To avoid that we introduced in the ITK paper a splitting that can split more than one dimension (by lines for example). This produces a much higher number of smaller tasks for the scheduler, giving more freedom to the load balancer and ensuring that the computational resources are maximally used. However, in the ITK paper we did not use proportional_split

The ideal filter for high scalability would definitely need to combine both approaches, ie use proportional_split and allow a finer decomposition (for example in lines). The problem is that it requires special care when converting a series of lines to a itk::ImageRegion.

If we think of a 3-D volume, there are 3 possible configurations:

all the lines are on one slice. in that case the corresponding itk::ImageRegion is easy to construct
the first series of lines are on a slice and the remaining on the next slice. In that case we need to run build 2 regions and run ThreadedGenerateData twice
the first series of lines are on a slice, then a bunch of lines cover multiple slices, and then the remaining lines. In that case we need to create 3 itk::ImageRegion and run ThreadedGenerateData on each (3 calls)

This would requires writing a function that creates the right number of N-D dimensions itk::ImageRegion (and doing the right number of calls to ThreadedGenerateData) in the general case.

If we need to define priority, the highest priority may be to decompose into a larger number of smaller tasks rather than using proportional_split, because even without a smart load balancer the cores are going to be heavily unused on many core machines if only slice decomposition is available.

What do you think?

dzenanz · June 14, 2018, 12:15pm

The decomposition is done along the highest index dimension which can be split. For 3D case, splitting is done along Z until all is left is one slice. But that slice can be further split into lines. The minimum unit into which image can be split is a single pixel. Writing and using this multi-threader has forced me to fix some bugs arising from assumptions that a whole line along X axis will be a part of single outputRegionForThread. Here are some hypothetical requested splits (as TBB might ask for), and the approximate result my implementation would provide:

RegionSize, Ratio, OneRegion, AnotherRegion
90x80x100,  1to10, 90x80x10,  90x80x90
90x80x3,    1to10, 90x80x1,   90x80x2
90x80x1,    1to10, 90x8x1,    90x72x1
90x1x1,     1to10, 9x1x1,     81x1x1
9x1x1,      1to10, 1x1x1,     8x1x1

benoit · June 14, 2018, 12:36pm

Oh wow, that looks like good work.

spinicist · October 2, 2018, 12:28pm

Hello,

Is setting the number of threads/work units working in 5.0b01? I’ve tried calling its::MultiThreaderBase::SetGlobalMaximumNumberOfThreads() at the start of my program, and alternately ->SetNumberOfWorkUnits() on my filter. In this case I was trying to set the number of threads to 1 for debugging, but in both cases the filter still ran with multiple threads.

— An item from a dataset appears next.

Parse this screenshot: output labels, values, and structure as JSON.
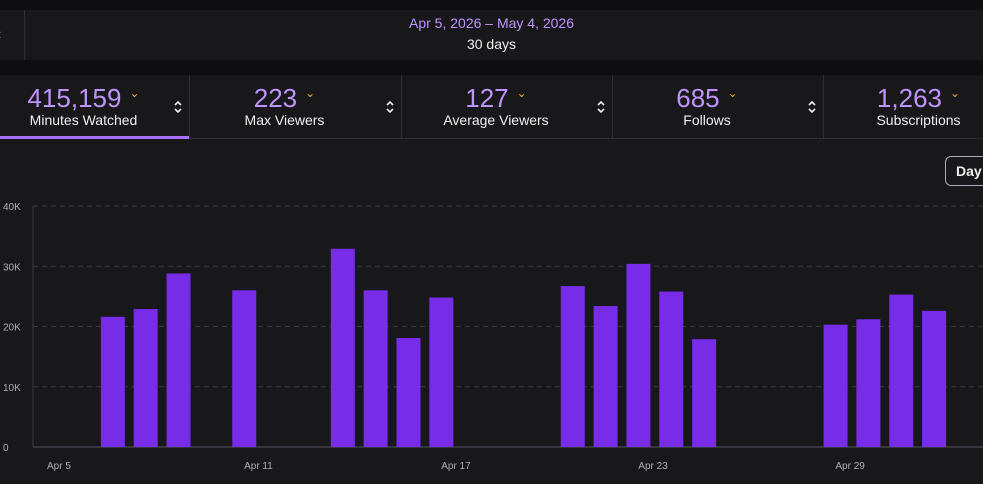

dzenanz · October 2, 2018, 2:27pm

Both of those should be working. But they control different things, ever since threads and work units have been split. Controlling NumberOfWorkUnits might not be implemented consistently in all filters. Which filter was problematic?

spinicist · October 4, 2018, 1:09pm

Hi @dzenanz - it’s my own filter. Code is here: https://github.com/spinicist/QUIT/blob/master/Source/Core/ModelFitFilter.h#L262

dzenanz · October 4, 2018, 2:26pm

Here is a common pattern in classes that invoke their own Parallelize* method. This pattern comes from ImageSource. At a glance, your class seem to miss this.

But since you have only one parallel section, and you already call it DynamicThreadedGenerateData, why not rely on ImageSource to properly invoke it for you? The check you are currently doing in GenerateData could be delegated to BeforeThreadedGenerateData. So you could basically rename GenerateData into BeforeThreadedGenerateData and remove ParallelizeImageRegion call.

spinicist · October 4, 2018, 8:23pm

Thanks @dzenanz. My memory of why I’m doing it this way is because that’s the way you suggested on another thread, or something like that

Looking at the code I think I still need to do it this way because that code isn’t just a check - this filter also lets you set a subregion and then only process that subregion (but the output will still be the full image, with anything outside the subregion zeroed). I know this is a corner case, my application is slightly outside what ITK was intended for.

Out of interest, why is the this->GetMultiThreader()->SetNumberOfWorkUnits(this->GetNumberOfWorkUnits()); call necessary? It seems counter-intuitive to set the number of work units to the current number of work units?

dzenanz · October 4, 2018, 8:27pm

That call is necessary in case NumberOfWorkUnits was set on the filter since construction or last Update call. Without this the filter would always run with default number of work units, unless filter’s threader was modified directly.

spinicist · October 5, 2018, 11:11am

Thanks again @dzenanz, I think it’s working now